Souvenir de Lannelongue un préventorium sur l’Île d’Oléron en Charente Maritime. A cette France éternelle qui accueille l’Etranger, respecte sa dignité, ses différences et en fait un citoyen à part entière
Le préventorium LANNELONGUE est né dans les baraquements d’une base canadienne de Saint-Trojan-les-bains sur l’Île d’Oléron
Après la première guerre mondiale, en 1918, les baraquements de la base canadienne de Saint-Trojan (Ile d’Oléron) sont à l’abandon. Le préfet de la Seine décide de les acquérir en 1920. Le préventorium de Lannelongue est né. Il est destiné à accueillir de petits enfants malades et fragiles de Paris qui viennent là pour une cure d’un an.
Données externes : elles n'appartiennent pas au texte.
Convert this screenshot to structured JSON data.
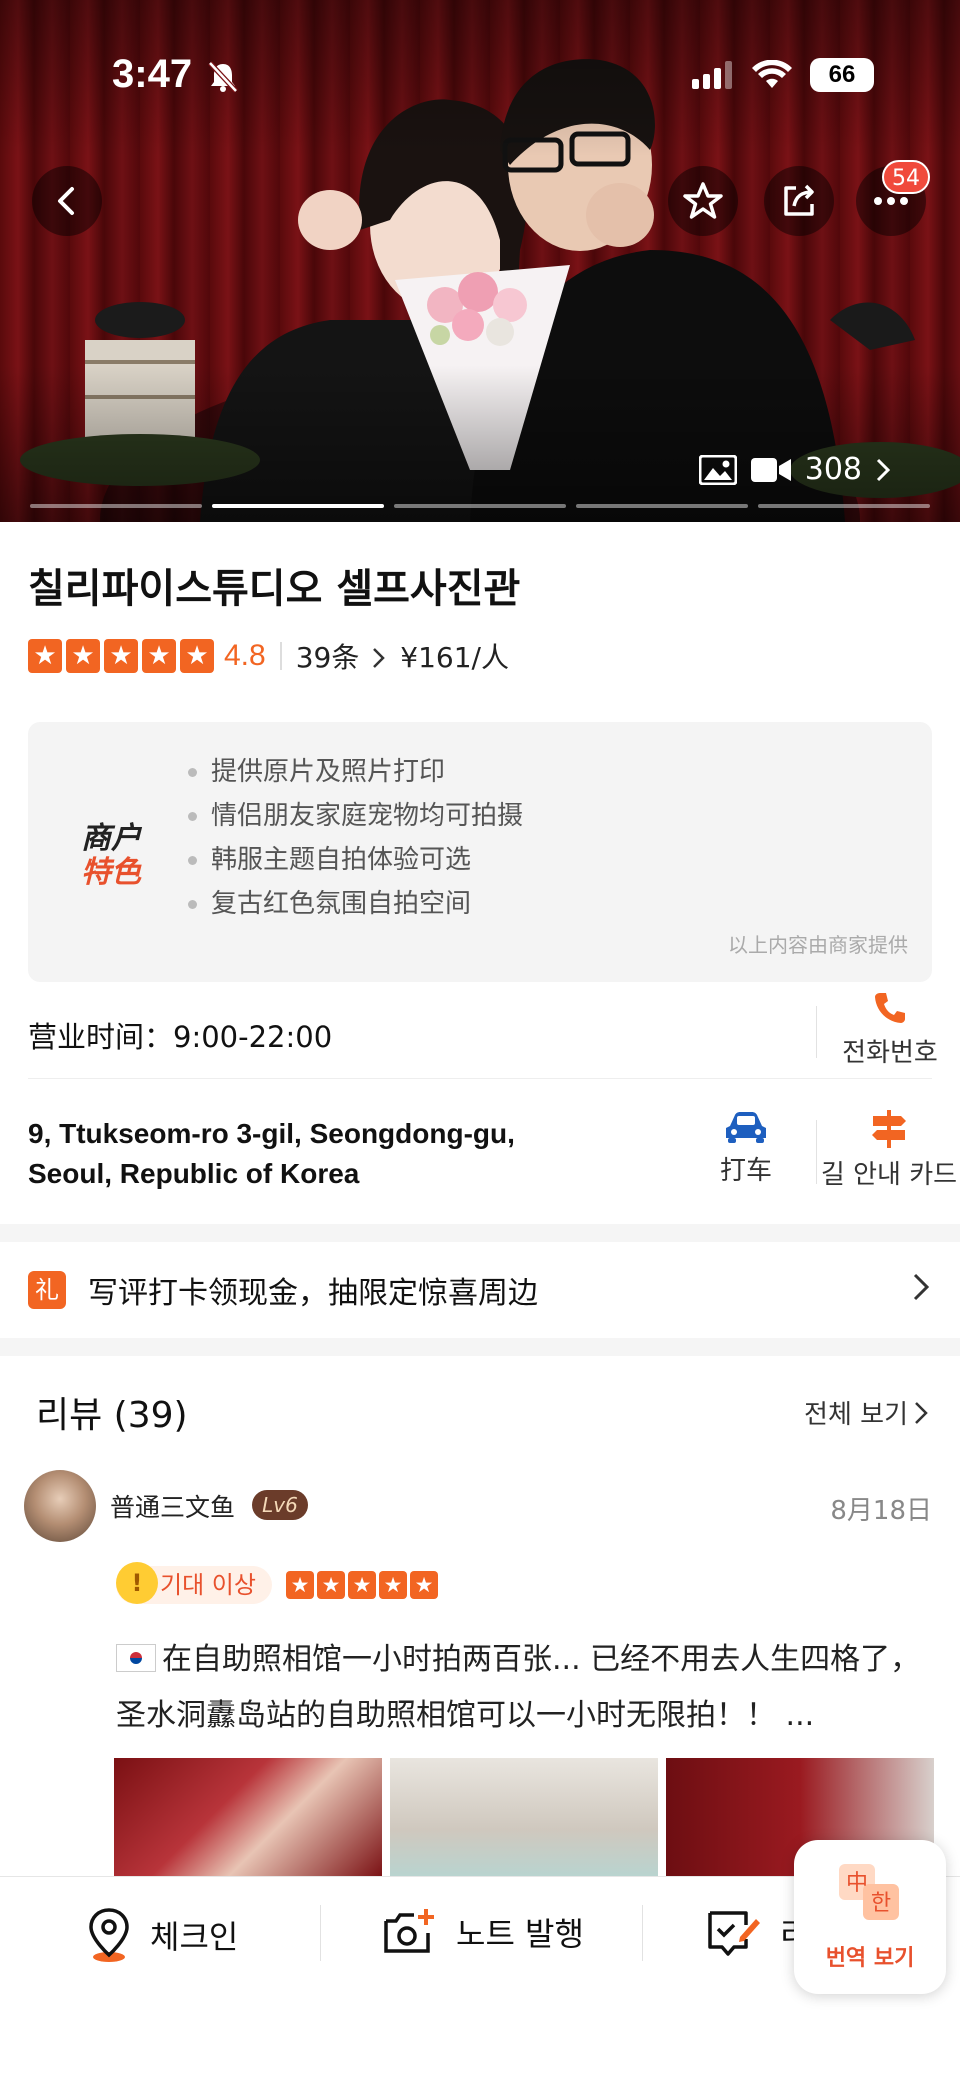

A partir de 1988, le centre ne correspond plus aux besoins de la population, et le recrutement devient difficile. Le Conseil Général de Charente-Maritime décide alors d’acquérir ces 17 hectares pour en faire le Foyer départemental de Lannelongue, qui accueille des adultes handicapés. Puis, les baraquements furent entièrement détruits, laissant planer comme un vide dans l’histoire de ce préventorium ; place à des constructions plus modernes. Inexorablement, le temps avait accompli son œuvre. J’ai beau me retourner, il ne me reste plus que des souvenirs à caresser pour longtemps ; probablement jusqu’à la fin de ma vie.
J’ai séjourné dans ce préventorium pendant une année dans les années 60 (1963/1964) en raison d’une tuberculose. A ma sortie, j’étais entièrement guéri.
La France, le port de Marseille, puis direction Paris
Débarqué en France en septembre 1963, j’ai d’abord fait connaissance avec le froid ; un froid sec, vif, qui glace le nez, gèle les mains et les pieds. Habitué au soleil d’Algérie et à des hivers courts et très doux, le « choc thermique » fut plutôt brutal pour le jeune garçon que j’étais encore.
Puis s’ensuivirent des séjours dans différents hôpitaux en région parisienne, à la suite de problèmes pulmonaires : une tuberculose, dont des placements d’une durée de :
- 2 mois passés au foyer des garçons Saint-Vincent de Paul dans le XIVe arrondissement de Paris ;
- 6 mois passés au Préventorium Albert CALMETTE à Yerres (ESSONNE) ;
- 1 an passé au préventorium LANNELONGUE à SAINT-TROJAN-LES-BAINS sur l’île d’Oléron en CHARENTE MARITIME.
L’Algérie était, parait-il, — excusez-moi, mais soit je n’étais pas au courant, soit je ne vivais pas dans le même pays — française. Pourtant, lorsque je débarquai du paquebot qui me conduisit au port de Marseille, je ne connaissais pas un mot de français, pas même dire merci. Puis mon père, venu à notre rencontre (il y avait avec moi ma mère et mes frères et sœurs), nous fit regagner Paris, là où il travaillait et habitait régulièrement.
L’apprentissage de la lecture et de l’écriture
C’est précisément sur l’Île d’Oléron, à SAINT-TROJAN dans la Charente Maritime, qu’allait intervenir un homme : Monsieur PANTEIX. Un homme dont j’ignorais tout, mais qui par sa gentillesse, son dévouement, son abnégation, sa réelle passion pour son beau métier d’instituteur, et l’affection (comme celle d’un père) qu’il témoignait à ses élèves, allait m’apprendre à parler le français et surtout à le lire et à l’écrire rapidement.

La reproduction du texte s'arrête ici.